Dans les queues devant les banques genevoises ou les bureaux de change, il n'y a pas que des travailleurs frontaliers, le Suisse moyen se réjouit, lui aussi, de cette mesure. Une quadragénaire exhibe fièrement son reçu bancaire, montrant qu'elle a reçu plus de 300 euros en échange de 300 francs suisses quand elle s'est précipitée dans sa banque pour changer des francs pour des euros. "J'ai gagné 60 francs suisses en une seconde", explique-t-elle. Pour obtenir ces mêmes 300 euros, elle aurait dû débourser la veille 360 francs suisses.
La démarche s'explique par le fait que de nombreux Suisses vont faire leurs courses chaque semaine dans les hypermarchés français et qu'ils économisent ainsi plus de 20% sur leurs dépenses outre-frontières hebdomadaires. Les dizaines de milliers de frontaliers français qui traversent chaque jour la frontière pour travailler en Suisse, sont les grands gagnants indirects de l'opération. En un instant, leur revenu mensuel a progressé de 30%. "Pourvu que ce taux de change tienne jusqu'à la fin du mois, quand je serai payée", espère une Française travaillant à Genève.

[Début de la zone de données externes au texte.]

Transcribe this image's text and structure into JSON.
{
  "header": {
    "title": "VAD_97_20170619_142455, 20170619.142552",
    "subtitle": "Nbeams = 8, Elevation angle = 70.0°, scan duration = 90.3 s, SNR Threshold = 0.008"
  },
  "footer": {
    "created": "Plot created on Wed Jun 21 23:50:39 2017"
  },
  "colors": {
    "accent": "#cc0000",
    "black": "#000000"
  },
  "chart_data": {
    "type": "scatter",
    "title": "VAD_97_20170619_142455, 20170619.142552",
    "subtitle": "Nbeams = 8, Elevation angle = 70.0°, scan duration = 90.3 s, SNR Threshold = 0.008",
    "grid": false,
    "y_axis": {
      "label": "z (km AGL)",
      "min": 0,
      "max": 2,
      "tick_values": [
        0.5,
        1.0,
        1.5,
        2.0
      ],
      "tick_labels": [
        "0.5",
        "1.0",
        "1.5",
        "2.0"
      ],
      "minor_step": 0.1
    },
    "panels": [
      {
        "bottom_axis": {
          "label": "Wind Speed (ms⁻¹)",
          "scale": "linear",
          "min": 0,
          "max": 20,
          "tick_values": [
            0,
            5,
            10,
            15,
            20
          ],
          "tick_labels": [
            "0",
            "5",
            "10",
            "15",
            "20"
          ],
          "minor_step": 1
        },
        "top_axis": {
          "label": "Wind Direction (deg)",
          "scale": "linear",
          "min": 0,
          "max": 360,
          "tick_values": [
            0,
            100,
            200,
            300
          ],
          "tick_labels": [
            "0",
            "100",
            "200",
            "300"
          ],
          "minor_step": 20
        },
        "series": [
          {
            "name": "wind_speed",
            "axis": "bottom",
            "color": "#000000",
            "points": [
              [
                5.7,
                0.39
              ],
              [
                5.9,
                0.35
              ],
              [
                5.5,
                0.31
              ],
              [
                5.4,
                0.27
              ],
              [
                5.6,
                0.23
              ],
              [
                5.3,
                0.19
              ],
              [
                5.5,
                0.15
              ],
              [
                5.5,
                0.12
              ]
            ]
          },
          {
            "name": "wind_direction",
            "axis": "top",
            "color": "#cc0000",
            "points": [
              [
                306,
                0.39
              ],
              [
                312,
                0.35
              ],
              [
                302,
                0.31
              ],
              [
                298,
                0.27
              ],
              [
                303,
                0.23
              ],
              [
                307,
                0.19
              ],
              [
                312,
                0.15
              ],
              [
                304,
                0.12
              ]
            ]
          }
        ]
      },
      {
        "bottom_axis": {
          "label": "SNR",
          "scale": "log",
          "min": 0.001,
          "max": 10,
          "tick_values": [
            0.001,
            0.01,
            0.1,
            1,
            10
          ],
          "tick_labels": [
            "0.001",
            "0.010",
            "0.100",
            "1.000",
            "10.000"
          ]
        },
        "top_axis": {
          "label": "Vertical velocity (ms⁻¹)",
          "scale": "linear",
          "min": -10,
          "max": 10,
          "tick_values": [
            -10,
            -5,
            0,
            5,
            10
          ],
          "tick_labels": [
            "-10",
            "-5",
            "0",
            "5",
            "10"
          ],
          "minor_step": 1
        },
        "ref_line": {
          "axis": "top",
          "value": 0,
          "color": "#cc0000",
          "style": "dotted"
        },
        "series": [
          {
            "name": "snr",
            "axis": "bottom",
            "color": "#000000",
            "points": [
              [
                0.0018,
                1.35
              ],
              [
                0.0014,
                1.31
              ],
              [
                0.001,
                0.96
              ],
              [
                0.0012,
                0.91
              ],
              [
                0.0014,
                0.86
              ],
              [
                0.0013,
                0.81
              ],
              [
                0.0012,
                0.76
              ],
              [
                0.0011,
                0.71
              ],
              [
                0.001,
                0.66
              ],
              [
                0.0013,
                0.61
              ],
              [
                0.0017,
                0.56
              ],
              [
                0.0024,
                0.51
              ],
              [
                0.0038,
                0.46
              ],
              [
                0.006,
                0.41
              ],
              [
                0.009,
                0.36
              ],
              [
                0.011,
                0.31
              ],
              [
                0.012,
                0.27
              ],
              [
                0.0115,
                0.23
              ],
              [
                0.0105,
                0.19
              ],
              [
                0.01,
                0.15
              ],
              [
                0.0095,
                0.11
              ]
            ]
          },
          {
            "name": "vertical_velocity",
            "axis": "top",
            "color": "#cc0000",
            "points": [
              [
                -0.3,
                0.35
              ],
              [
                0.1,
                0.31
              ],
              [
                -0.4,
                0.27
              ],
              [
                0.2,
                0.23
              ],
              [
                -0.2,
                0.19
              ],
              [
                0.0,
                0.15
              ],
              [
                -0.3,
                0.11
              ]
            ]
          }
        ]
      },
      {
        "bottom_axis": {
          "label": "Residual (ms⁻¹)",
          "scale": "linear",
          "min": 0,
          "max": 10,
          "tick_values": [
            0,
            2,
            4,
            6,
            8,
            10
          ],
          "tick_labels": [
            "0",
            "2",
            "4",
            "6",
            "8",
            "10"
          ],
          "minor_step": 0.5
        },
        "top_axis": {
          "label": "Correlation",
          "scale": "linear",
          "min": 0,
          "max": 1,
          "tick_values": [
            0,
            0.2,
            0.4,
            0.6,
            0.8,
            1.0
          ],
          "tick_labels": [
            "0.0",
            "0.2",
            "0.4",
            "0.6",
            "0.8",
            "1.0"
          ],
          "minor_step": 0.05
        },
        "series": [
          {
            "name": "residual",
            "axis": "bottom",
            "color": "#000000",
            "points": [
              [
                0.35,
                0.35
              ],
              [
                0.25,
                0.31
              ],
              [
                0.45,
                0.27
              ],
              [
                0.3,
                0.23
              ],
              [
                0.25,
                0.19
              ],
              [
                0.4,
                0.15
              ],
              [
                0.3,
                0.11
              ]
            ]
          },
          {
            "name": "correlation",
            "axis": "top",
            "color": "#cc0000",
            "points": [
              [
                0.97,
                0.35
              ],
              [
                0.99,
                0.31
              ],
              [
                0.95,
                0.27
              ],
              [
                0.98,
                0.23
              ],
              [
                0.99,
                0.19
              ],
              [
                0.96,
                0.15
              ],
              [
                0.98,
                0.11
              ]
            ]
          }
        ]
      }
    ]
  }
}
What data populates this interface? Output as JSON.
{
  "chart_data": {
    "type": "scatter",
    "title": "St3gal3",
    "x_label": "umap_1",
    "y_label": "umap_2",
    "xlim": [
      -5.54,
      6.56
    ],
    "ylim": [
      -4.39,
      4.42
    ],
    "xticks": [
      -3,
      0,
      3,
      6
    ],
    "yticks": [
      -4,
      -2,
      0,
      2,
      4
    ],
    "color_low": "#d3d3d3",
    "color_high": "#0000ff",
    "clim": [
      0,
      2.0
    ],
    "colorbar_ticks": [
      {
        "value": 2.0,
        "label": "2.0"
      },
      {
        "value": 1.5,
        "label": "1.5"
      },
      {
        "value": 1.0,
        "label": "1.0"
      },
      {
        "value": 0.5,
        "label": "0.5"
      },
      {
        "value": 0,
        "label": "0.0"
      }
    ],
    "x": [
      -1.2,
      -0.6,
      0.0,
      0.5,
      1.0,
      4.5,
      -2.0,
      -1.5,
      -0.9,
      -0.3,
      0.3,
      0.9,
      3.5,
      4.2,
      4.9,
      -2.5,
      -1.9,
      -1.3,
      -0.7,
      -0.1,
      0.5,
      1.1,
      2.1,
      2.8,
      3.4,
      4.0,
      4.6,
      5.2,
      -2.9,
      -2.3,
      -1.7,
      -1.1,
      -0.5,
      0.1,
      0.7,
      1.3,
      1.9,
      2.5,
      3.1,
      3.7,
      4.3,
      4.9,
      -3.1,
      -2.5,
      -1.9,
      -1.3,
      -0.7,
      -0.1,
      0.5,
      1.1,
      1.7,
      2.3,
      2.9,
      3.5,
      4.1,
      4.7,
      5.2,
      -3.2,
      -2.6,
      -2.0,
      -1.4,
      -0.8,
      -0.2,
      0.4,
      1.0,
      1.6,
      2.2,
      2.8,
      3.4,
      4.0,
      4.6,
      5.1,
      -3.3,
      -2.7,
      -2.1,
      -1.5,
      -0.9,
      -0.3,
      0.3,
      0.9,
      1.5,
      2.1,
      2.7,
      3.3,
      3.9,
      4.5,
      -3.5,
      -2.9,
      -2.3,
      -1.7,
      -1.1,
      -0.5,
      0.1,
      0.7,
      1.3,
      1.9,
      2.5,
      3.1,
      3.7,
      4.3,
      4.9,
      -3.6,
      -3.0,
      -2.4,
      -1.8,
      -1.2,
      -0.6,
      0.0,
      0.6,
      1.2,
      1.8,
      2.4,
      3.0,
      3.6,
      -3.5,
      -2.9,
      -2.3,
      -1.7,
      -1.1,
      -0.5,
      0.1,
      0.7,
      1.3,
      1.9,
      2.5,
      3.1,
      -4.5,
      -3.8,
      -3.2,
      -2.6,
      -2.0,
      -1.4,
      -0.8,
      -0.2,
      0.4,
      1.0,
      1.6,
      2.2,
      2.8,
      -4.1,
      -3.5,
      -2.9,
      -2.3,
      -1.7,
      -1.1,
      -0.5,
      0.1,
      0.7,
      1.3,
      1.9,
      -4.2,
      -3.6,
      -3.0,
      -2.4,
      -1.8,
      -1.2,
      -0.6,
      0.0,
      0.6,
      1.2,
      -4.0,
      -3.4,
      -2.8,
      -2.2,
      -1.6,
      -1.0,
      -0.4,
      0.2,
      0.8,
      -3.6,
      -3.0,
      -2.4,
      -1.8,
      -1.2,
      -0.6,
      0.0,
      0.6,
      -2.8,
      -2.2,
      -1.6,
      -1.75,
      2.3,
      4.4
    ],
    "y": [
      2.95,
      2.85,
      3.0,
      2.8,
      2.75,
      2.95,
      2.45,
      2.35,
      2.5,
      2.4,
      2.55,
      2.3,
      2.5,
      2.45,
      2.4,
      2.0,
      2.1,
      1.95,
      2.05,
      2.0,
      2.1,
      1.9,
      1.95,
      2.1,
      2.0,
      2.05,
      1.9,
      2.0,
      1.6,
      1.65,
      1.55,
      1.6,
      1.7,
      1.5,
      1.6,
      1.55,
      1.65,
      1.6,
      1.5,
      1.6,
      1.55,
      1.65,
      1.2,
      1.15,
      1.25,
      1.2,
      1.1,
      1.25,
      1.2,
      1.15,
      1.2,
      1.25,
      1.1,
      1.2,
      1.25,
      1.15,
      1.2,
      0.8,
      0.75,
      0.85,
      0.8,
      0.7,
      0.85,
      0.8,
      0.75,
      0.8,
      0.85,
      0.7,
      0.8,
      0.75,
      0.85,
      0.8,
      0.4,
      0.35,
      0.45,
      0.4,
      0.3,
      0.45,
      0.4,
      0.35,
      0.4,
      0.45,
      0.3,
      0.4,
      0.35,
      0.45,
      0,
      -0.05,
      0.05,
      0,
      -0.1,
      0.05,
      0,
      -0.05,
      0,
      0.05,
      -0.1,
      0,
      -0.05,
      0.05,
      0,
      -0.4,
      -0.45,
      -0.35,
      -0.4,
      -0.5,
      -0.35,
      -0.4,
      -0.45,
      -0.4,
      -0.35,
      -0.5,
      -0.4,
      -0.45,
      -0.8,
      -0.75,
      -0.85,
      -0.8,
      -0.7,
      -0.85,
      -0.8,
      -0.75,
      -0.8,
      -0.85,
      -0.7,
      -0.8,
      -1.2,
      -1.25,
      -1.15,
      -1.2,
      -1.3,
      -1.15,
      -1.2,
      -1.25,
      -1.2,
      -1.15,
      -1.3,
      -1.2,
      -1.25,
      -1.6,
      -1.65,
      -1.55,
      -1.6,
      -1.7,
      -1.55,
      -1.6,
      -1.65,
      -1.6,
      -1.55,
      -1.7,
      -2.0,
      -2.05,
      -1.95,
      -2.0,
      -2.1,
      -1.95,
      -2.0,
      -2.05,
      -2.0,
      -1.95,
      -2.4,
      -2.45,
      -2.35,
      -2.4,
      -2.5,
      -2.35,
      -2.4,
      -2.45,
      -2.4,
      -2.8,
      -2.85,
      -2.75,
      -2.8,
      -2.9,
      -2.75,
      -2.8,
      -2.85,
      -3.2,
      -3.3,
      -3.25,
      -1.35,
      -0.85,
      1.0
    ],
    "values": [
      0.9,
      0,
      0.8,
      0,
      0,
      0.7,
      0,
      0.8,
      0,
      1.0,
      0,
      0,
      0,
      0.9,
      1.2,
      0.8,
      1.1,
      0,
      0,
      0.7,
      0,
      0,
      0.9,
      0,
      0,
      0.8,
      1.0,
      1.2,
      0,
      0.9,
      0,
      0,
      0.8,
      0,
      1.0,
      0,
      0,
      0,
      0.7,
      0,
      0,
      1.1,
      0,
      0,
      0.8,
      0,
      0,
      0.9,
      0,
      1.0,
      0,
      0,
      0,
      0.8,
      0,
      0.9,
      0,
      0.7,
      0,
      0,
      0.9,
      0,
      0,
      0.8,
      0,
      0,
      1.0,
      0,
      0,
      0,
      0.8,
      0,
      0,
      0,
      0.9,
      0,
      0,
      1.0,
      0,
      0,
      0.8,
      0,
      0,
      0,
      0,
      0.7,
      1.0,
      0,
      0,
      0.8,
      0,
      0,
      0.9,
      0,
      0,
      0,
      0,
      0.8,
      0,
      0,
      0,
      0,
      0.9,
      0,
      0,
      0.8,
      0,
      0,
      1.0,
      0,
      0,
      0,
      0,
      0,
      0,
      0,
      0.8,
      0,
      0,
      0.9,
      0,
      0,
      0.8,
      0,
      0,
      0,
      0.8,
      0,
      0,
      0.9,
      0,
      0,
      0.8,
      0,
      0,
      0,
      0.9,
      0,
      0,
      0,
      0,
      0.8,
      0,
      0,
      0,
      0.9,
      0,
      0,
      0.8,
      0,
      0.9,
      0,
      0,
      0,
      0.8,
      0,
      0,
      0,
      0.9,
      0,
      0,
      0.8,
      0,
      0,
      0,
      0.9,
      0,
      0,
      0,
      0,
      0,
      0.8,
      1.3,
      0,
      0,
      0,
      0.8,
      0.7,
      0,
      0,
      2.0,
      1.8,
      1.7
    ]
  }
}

Reportage Ingrid Pernet-Duparc et Serge Worreth
L'économie suisse risque d'en souffrir
La Bourse suisse a aussitôt accusé le coup et fait un énorme plongeon. Beaucoup d'entreprises suisses, cotées en Bourse, sont fortement exportatrices et la décision de la Banque Nationale Suisse les met en difficulté pour écouler leurs produits à l'étranger. A la clôture, jeudi 15 janvier, l'indice SMI de la Bourse suisse, qui regroupe ses 20 valeurs vedettes, chutait de 8,67% à 8.400,61 points, après avoir perdu jusqu'à plus de 12% en séance.Les plus fortes baisses sont affichées par les valeurs du luxe, telles que Swatch (Breguet, Longines, Tissot) ou Richemont (Cartier, Van Cleef....), dont les produits s'arrachent à l'étranger. Ces sociétés ont vu leur action reculer respectivement de 16,35% à 382,30 francs suisses et 15,50% à 74,95 francs suisses. En effet, du fait de la hausse du franc suisse, leurs produits sont devenus plus chers de 20 à 30% pour les étrangers, qui risquent de s'en détourner.
La mesure a eu aussi des répercussions directes à l'étranger, notamment dans les pays où de nombreux particuliers ont contracté un prêt immobilier en francs suisses pour financer l'achat de leur maison ou de leur appartement au début des années 2000, à un moment où cela était très avantageux. L'engouement pour les emprunts en francs suisses, contractés la plupart du temps pour l'achat d'un logement, a été particulièrement fort en Pologne ainsi qu'en Hongrie et en Croatie au début des années 2000.